On Friday, Lt. Gov. Becky Skillman will recognize the property known as the Kraft farm with the Hoosier Homestead Award, which honors farms that are kept in the same family for 100 years or longer. A second Harrison farm – settled in 1852 by the Rosenbarger family at 5850 Devils Elbow Road – also will be recognized during the ceremony at the Statehouse in Indianapolis.
Of the 35 recipients, 27 will receive the Centennial Award for keeping a farm in the family for at least 100 years; another eight, including the Rosenbarger farm, will receive the Sesquicentennial Award for keeping the farm 150 years or more.
This year’s list includes family farms in 29 counties, the oldest being a Tippecanoe property that dates to 1824.
Residents must submit deed records and other documents to the Indiana State Department of Agriculture in order show that the property has remained in the family continuously for a century and consists of 20 acres or generates $1,000 in agricultural products annually.
Several other Harrison farms have been recognized in previous years.
Owners of the properties share a strong sense of pride about their family’s land and its heritage, said Karen Schwartz, president of the Historical Society of Harrison County whose grandmother was a Rosenbarger.
She and her family live in the large, white Greek Revival farmhouse where she said relatives carted a wooden corner cabinet from Virginia. It remains in the same corner now – and in recent years, she found inside a ticket to Harrison’s
annual county fair from 1869.
Schwartz said her family raises Angus cattle, chickens and turkeys on the 90 acres.

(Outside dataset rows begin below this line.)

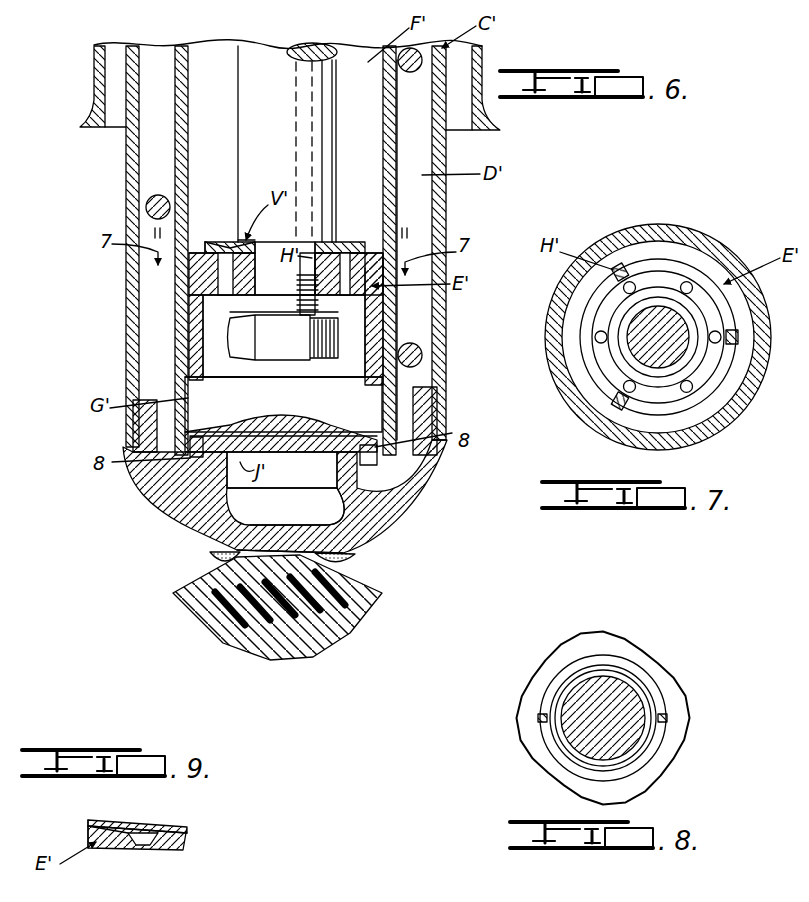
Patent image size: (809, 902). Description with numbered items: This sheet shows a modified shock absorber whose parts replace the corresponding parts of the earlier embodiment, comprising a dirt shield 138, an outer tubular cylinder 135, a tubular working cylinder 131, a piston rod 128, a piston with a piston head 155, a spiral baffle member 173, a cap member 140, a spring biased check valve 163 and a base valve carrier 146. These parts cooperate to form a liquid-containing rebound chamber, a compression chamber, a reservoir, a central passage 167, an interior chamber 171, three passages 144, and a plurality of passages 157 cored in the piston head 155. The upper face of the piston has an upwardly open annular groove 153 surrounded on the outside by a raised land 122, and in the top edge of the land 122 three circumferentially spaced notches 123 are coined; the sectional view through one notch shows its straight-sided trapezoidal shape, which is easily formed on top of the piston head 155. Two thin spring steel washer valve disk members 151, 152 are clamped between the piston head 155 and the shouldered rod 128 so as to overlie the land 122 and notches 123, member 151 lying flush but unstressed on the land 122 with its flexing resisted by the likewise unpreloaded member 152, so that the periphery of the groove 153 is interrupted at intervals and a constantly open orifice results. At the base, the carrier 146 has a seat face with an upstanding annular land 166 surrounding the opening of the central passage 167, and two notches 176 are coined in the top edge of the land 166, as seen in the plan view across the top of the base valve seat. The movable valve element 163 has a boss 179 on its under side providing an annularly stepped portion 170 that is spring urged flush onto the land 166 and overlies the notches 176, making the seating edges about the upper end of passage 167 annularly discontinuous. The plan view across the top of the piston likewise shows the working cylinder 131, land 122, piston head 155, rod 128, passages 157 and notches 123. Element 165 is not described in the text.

In FIG. 6, the piston rod 128 is at (260, 50).
In FIG. 7, the piston rod 128 is at (658, 337).
In FIG. 6, the tubular working cylinder 131 is at (383, 146).
In FIG. 7, the tubular working cylinder 131 is at (652, 228).
In FIG. 6, the dirt shield 138 is at (500, 130).
In FIG. 6, the outer tubular cylinder 135 is at (444, 208).
In FIG. 6, the valve disk member 152 is at (218, 240).
In FIG. 6, the annular groove 153 is at (248, 245).
In FIG. 6, the notches 123 is at (356, 248).
In FIG. 7, the notches 123 is at (740, 340).
In FIG. 9, the notches 123 is at (143, 828).
In FIG. 6, the valve disk member 151 is at (206, 256).
In FIG. 9, the valve disk member 151 is at (92, 820).
In FIG. 6, the raised land 122 is at (197, 256).
In FIG. 7, the raised land 122 is at (690, 262).
In FIG. 6, the passages 157 is at (300, 282).
In FIG. 7, the passages 157 is at (620, 345).
In FIG. 6, the piston head 155 is at (372, 305).
In FIG. 7, the piston head 155 is at (595, 308).
In FIG. 9, the piston head 155 is at (170, 850).
In FIG. 6, the spiral baffle member 173 is at (418, 348).
In FIG. 6, the cap member 140 is at (150, 432).
In FIG. 6, the end block 165 is at (210, 435).
In FIG. 6, the notches 176 is at (240, 433).
In FIG. 8, the notches 176 is at (660, 690).
In FIG. 6, the spring biased check valve 163 is at (293, 420).
In FIG. 6, the boss 179 is at (332, 460).
In FIG. 8, the boss 179 is at (628, 752).
In FIG. 6, the base valve carrier 146 is at (165, 498).
In FIG. 8, the base valve carrier 146 is at (522, 700).
In FIG. 6, the central passage 167 is at (320, 490).
In FIG. 8, the central passage 167 is at (560, 742).
In FIG. 6, the annularly stepped portion 170 is at (337, 492).
In FIG. 6, the passages 144 is at (365, 498).
In FIG. 6, the interior chamber 171 is at (215, 552).
In FIG. 8, the interior chamber 171 is at (648, 740).
In FIG. 8, the annular land 166 is at (660, 678).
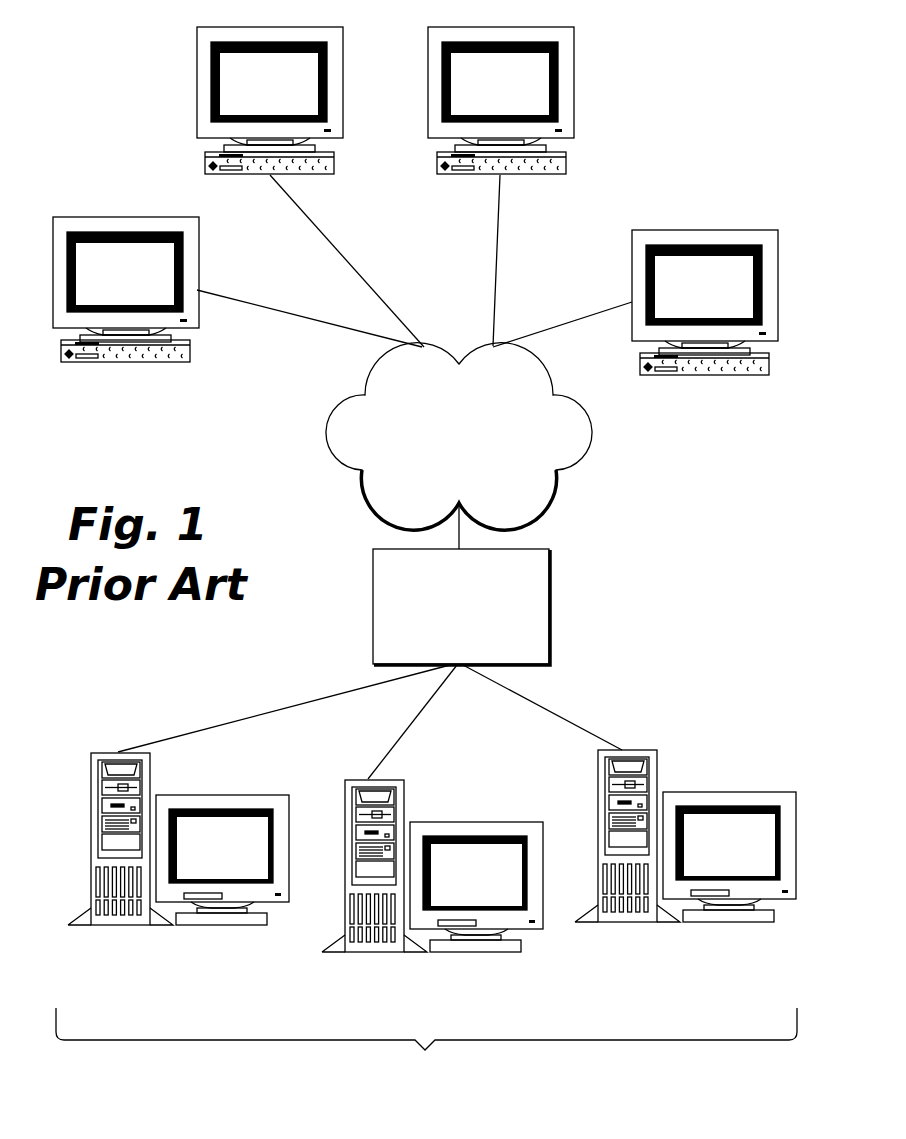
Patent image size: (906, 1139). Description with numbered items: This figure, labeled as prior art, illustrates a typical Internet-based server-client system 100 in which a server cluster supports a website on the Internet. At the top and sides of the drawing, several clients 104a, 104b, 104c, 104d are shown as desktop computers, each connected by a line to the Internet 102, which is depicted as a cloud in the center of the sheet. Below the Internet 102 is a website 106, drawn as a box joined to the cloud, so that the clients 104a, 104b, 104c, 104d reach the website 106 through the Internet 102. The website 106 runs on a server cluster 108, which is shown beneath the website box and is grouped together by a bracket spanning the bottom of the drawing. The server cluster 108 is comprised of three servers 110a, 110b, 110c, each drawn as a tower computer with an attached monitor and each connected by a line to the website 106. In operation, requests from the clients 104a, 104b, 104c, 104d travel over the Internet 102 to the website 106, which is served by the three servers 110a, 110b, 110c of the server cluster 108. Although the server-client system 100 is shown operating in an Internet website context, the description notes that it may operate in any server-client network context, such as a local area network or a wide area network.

The server-client system 100 is at (664, 535).
The Internet 102 is at (459, 436).
The client 104a is at (128, 362).
The client 104b is at (197, 97).
The client 104c is at (573, 97).
The client 104d is at (705, 375).
The website 106 is at (461, 607).
The server cluster 108 is at (426, 930).
The server 110a is at (178, 867).
The server 110b is at (432, 897).
The server 110c is at (685, 866).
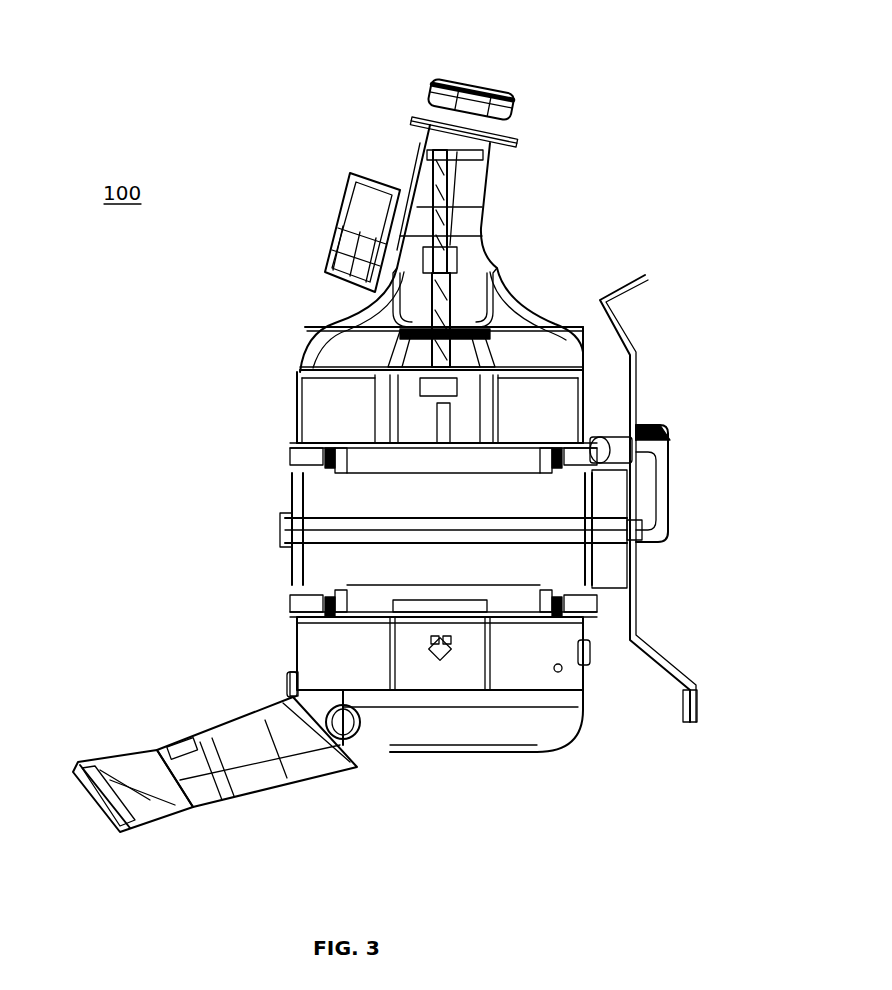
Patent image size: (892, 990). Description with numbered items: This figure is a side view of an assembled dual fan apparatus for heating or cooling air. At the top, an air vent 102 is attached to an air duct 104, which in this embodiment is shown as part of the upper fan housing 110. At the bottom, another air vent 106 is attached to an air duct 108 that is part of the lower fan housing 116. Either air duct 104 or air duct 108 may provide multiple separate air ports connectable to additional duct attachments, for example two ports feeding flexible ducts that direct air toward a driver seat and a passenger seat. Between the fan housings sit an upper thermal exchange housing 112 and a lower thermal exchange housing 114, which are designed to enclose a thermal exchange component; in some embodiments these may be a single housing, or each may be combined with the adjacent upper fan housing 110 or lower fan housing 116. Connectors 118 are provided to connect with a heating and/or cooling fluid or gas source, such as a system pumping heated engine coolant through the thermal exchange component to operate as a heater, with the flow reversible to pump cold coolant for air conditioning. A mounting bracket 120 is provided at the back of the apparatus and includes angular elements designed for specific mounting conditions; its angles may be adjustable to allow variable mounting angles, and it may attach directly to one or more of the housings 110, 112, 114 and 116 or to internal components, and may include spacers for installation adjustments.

The air vent 102 is at (463, 66).
The air duct 104 is at (500, 174).
The air vent 106 is at (122, 835).
The air duct 108 is at (210, 816).
The upper fan housing 110 is at (282, 397).
The upper thermal exchange housing 112 is at (276, 490).
The lower thermal exchange housing 114 is at (278, 566).
The lower fan housing 116 is at (601, 691).
The connectors 118 is at (680, 420).
The mounting bracket 120 is at (634, 339).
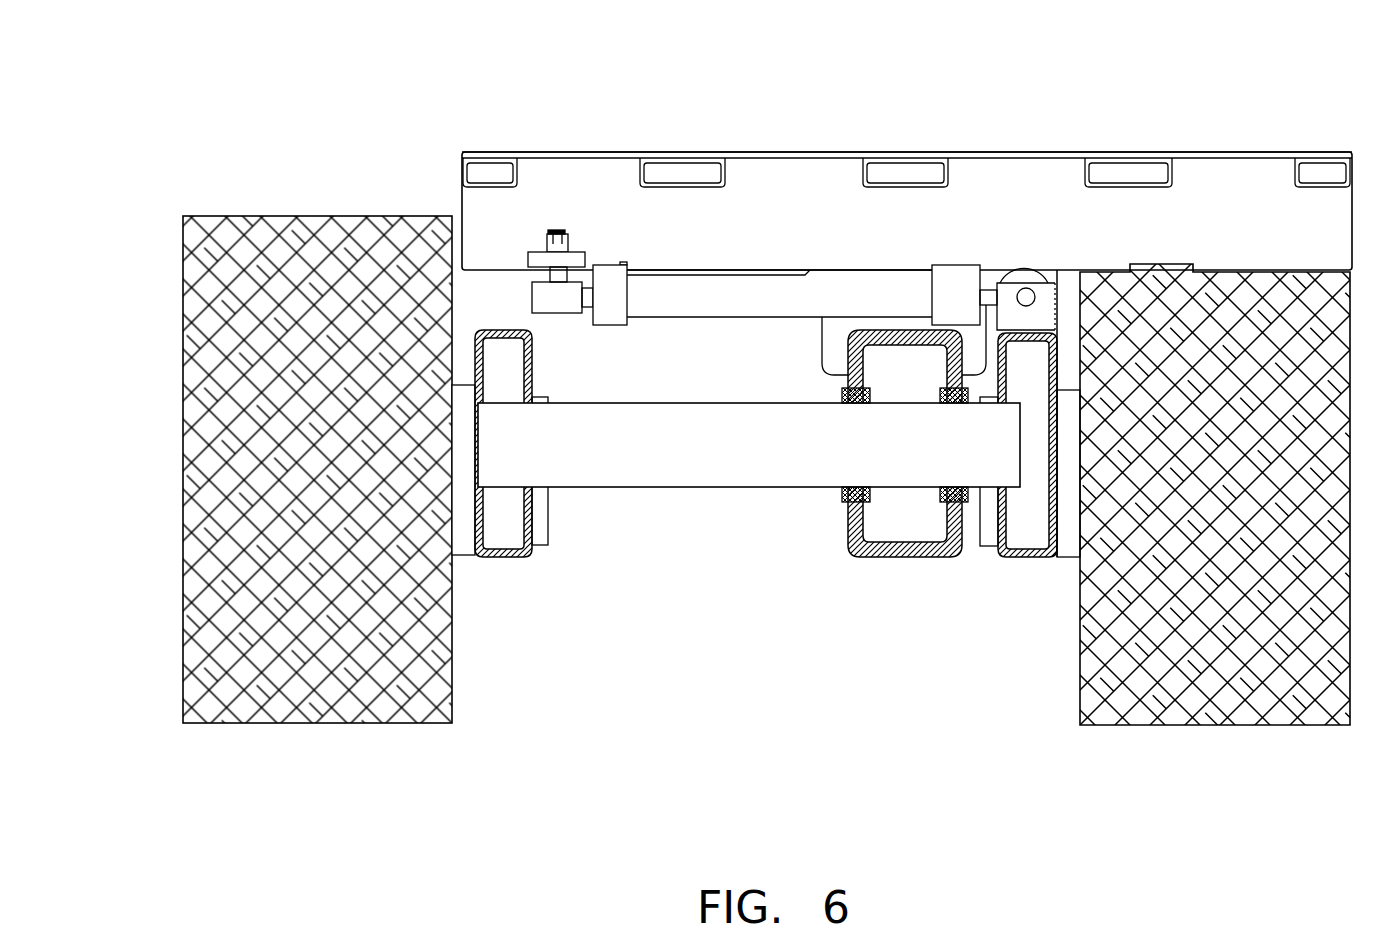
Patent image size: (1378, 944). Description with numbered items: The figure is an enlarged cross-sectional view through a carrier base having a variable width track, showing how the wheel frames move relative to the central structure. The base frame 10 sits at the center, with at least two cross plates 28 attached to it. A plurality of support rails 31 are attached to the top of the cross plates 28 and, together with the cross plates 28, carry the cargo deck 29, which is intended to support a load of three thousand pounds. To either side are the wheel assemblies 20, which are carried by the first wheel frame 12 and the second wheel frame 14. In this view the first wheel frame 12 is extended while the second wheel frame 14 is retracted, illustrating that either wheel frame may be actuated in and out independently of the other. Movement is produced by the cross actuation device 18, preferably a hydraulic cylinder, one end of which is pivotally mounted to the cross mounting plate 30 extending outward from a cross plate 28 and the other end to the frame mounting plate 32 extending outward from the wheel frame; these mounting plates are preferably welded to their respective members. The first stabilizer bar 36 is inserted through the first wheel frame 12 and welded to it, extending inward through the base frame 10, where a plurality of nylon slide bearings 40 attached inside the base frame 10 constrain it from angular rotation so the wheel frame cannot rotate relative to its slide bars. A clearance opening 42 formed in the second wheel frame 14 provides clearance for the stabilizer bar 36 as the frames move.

When she drives to Indianapolis, she said, she intends for all five of her children, including two at Franklin College, to join her and her mother at the ceremony. Someday, she said, one of them could become the seventh generation to live there.
Byrd and her husband also will be at the ceremony, and Betty Byrd only wishes she could reach into the past and bring her mother and father along. They’d be so proud, she said.